Is 2/9 = 0 in 2-adic?

Question

If my math checks out we have that the 2-adic integers:

$$...0101010101 = 1 + 4 + 16 + ... = 1/(1-4) = -1/3$$

and

$$...1010101010 = 2 + 8 + 32 + ... = 2/(1-4) = -2/3$$

(which makes sense to me because multiplying by 2 "shifts" a 2-adic number left.)

Since p-adic multiplication is done component-wise, I expect:

$$...1010101010 × ...0101010101 = ...0000000000$$

Analogously we would have that:

$$-1/3 × -2/3 = 2/9 = 0$$

I tried to check my work by writing out the expansion of $2/9$, but:

$$\frac{2}{9} = \frac{2}{(1-(-8))} = 2 - 16 + 128 - 1024 + ... =$$ equal to what?
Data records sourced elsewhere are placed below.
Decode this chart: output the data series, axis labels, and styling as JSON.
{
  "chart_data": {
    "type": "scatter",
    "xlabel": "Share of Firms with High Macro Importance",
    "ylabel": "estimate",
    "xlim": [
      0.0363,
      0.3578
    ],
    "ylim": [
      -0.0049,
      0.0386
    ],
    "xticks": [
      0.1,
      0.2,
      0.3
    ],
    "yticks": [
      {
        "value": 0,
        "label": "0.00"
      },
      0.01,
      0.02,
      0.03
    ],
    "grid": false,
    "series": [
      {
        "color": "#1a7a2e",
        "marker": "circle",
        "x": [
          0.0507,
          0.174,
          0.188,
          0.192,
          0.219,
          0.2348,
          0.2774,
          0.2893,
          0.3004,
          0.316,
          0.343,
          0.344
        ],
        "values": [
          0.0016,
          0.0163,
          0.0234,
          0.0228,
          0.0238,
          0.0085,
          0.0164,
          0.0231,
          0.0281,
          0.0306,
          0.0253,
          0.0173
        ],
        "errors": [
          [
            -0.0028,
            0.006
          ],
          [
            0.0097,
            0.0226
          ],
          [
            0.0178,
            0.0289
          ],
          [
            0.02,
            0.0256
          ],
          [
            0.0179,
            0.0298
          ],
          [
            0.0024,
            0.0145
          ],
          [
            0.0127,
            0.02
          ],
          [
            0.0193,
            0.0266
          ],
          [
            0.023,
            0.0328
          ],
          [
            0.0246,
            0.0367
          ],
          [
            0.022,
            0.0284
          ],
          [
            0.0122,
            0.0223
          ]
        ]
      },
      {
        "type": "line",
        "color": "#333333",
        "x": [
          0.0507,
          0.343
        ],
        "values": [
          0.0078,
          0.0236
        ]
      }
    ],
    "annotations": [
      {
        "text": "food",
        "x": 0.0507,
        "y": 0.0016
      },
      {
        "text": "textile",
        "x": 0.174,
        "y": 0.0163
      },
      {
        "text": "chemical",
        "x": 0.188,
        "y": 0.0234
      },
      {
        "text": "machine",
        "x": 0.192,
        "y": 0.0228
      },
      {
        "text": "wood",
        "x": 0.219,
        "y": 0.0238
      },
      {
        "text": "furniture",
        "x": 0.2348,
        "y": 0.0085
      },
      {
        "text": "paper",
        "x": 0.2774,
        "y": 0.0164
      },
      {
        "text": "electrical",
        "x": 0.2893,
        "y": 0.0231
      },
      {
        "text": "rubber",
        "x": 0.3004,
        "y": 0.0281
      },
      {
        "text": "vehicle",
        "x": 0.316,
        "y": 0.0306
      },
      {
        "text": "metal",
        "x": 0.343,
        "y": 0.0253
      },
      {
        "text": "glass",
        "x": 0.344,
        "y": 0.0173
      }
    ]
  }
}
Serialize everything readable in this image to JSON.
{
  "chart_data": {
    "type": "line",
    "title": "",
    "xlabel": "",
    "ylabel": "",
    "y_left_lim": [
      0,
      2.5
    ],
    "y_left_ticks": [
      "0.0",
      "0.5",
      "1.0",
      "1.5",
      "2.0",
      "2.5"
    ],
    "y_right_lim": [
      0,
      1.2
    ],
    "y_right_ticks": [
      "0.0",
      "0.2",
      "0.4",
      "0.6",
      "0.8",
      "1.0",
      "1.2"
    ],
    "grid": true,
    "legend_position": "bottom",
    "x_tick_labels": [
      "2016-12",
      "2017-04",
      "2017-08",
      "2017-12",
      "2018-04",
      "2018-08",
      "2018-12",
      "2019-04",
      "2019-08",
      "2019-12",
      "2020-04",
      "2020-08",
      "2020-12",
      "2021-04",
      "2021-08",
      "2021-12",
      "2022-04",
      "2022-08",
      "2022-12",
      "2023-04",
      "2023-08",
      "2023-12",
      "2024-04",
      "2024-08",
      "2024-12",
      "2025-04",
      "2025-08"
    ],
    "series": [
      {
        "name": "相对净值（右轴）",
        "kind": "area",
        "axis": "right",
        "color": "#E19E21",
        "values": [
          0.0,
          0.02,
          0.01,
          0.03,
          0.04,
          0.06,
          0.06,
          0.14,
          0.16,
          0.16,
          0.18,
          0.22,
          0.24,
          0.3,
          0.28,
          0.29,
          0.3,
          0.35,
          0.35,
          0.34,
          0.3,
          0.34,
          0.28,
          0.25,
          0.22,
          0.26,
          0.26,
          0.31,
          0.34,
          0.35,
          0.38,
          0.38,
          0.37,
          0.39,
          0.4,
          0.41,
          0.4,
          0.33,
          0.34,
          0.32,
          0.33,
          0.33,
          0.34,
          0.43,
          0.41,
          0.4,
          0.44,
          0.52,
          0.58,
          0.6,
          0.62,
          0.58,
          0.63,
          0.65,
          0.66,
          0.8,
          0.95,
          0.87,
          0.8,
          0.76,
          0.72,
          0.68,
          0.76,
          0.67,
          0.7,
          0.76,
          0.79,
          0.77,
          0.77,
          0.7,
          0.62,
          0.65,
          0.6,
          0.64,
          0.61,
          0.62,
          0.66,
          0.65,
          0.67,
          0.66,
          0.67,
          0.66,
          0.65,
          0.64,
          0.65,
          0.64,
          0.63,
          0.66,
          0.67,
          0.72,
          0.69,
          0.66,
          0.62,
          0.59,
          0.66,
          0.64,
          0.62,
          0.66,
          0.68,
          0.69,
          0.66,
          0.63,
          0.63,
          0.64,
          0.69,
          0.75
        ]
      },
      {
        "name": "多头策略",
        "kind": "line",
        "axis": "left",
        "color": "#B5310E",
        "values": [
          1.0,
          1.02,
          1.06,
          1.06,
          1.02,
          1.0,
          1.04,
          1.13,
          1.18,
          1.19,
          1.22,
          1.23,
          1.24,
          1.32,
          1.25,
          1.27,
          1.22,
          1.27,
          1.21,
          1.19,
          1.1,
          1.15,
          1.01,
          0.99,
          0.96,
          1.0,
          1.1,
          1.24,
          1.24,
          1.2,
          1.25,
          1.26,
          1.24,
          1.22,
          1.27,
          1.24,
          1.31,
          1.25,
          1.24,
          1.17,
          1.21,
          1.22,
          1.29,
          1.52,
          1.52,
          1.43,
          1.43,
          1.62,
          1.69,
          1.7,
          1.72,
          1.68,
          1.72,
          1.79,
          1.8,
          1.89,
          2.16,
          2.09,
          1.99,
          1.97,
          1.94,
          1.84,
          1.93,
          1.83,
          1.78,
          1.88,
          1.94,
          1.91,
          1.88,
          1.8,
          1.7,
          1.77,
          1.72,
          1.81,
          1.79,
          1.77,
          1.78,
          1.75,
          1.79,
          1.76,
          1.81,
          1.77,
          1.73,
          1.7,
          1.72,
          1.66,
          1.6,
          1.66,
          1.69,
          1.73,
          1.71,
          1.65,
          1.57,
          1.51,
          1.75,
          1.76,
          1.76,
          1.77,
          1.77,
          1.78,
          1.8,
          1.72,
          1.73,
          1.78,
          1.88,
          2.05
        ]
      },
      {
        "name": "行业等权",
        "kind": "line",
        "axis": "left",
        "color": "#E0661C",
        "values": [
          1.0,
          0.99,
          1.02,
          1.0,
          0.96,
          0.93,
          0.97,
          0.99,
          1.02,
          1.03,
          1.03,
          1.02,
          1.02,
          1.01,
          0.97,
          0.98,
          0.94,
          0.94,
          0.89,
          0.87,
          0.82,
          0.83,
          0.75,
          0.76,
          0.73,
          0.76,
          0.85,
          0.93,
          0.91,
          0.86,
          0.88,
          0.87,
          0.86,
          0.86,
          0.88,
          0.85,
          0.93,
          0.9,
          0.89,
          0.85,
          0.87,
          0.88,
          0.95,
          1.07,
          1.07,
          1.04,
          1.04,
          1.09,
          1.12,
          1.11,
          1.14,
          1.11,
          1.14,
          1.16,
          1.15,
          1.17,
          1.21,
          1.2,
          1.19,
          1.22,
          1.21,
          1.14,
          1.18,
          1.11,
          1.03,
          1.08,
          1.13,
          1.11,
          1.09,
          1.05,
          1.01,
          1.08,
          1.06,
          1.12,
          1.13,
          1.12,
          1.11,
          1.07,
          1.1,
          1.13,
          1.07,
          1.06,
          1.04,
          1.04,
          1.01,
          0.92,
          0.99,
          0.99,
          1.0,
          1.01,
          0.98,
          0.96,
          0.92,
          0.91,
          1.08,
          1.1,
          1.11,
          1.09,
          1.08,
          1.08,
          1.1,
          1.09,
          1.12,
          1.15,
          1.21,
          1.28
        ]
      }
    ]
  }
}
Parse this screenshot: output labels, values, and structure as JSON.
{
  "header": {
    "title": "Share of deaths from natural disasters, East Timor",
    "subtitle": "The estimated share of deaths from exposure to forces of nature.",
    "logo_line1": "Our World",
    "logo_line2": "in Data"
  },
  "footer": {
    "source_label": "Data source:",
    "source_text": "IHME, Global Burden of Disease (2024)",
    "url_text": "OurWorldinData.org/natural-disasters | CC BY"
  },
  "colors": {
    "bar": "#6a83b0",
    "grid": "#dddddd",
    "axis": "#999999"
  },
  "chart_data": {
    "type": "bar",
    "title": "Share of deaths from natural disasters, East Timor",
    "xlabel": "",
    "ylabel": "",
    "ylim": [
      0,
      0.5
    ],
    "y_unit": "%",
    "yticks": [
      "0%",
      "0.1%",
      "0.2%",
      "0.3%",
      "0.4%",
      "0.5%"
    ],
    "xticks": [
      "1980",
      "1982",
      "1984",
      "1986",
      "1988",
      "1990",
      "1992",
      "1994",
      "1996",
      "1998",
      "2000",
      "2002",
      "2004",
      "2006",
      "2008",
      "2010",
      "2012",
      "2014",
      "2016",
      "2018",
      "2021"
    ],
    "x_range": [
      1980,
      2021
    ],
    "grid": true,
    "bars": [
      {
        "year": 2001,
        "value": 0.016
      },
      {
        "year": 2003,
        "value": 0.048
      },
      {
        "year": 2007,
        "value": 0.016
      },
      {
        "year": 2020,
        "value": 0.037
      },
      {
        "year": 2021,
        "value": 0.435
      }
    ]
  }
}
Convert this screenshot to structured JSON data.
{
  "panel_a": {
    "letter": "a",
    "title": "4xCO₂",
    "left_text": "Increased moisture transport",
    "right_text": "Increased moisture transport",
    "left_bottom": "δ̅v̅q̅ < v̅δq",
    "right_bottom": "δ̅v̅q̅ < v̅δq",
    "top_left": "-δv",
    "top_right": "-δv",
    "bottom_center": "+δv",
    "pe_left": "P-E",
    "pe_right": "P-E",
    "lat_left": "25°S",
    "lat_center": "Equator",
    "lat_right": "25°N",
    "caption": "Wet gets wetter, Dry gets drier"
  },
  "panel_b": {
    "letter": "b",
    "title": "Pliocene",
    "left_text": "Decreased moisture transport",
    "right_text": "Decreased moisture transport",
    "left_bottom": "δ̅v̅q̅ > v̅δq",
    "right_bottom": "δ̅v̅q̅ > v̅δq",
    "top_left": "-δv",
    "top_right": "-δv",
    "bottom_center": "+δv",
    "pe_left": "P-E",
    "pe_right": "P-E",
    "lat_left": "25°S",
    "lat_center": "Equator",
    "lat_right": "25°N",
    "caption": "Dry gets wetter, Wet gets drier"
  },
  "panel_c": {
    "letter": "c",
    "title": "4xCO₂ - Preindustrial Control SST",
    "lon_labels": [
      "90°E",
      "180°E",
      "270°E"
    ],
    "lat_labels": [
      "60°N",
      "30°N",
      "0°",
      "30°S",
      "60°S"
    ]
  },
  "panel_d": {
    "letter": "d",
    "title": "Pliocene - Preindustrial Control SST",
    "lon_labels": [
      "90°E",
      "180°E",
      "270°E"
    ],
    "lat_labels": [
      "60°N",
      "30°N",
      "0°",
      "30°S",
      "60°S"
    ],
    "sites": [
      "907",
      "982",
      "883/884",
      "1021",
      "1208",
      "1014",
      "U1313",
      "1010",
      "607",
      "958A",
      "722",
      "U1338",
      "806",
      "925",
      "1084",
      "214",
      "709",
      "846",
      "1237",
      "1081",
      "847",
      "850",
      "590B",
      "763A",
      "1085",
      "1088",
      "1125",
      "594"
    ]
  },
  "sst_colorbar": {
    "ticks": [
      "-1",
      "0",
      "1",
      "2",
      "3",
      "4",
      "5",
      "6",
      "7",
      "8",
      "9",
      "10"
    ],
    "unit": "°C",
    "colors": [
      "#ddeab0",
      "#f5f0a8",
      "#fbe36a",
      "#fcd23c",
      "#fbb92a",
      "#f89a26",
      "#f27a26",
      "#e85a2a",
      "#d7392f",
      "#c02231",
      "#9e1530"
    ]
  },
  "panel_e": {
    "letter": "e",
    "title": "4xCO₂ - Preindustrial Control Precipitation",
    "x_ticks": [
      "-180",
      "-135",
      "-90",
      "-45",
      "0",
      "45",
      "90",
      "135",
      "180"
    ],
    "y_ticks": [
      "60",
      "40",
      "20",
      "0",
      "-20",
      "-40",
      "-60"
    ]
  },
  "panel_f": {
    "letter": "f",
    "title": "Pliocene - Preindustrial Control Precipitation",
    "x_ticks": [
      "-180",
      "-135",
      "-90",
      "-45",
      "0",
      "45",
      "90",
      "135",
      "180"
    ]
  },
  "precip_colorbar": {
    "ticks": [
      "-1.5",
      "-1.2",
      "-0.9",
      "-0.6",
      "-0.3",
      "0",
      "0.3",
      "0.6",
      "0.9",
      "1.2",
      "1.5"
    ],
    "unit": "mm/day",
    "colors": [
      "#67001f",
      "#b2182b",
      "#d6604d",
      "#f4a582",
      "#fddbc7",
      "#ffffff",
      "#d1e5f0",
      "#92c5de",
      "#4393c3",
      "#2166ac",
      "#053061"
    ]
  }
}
I don't know how to deal with the negative terms.

Is $\frac{2}{9} = 0$ in $2$-adic?

Answer 1

The product ...0101 times ...1010 should be computed in column, in the usual way:

...0101 * 0 =  ...0000000
...0101 * 1 =  ...010101 
...0101 * 0 =  ...00000  
...0101 * 1 =  ...0101   
            .            
            .            
-------------------------
            =  ...1010010

the result, if carefully computed, should be $\frac 2 9$.

Answer 2

As a way to check the direct multiplication given in Emanuele Paolini's answer, you can compute

$$ -\frac19 = \frac{7}{1-64} = \ldots000111000111 $$

We can subtract this from $0$ to get

$$ \frac19 = 0 - \left(-\frac19\right) = \ldots111000111001 $$

and then shift to double, yielding

$$ \frac29 = 2\left(\frac19\right) = \ldots1110001110010 $$

which is indeed the result of the direct multiplication given in Emanuele's answer. Note that multiplication by $1001_2 = 9$ gives just $10_2 = 2$.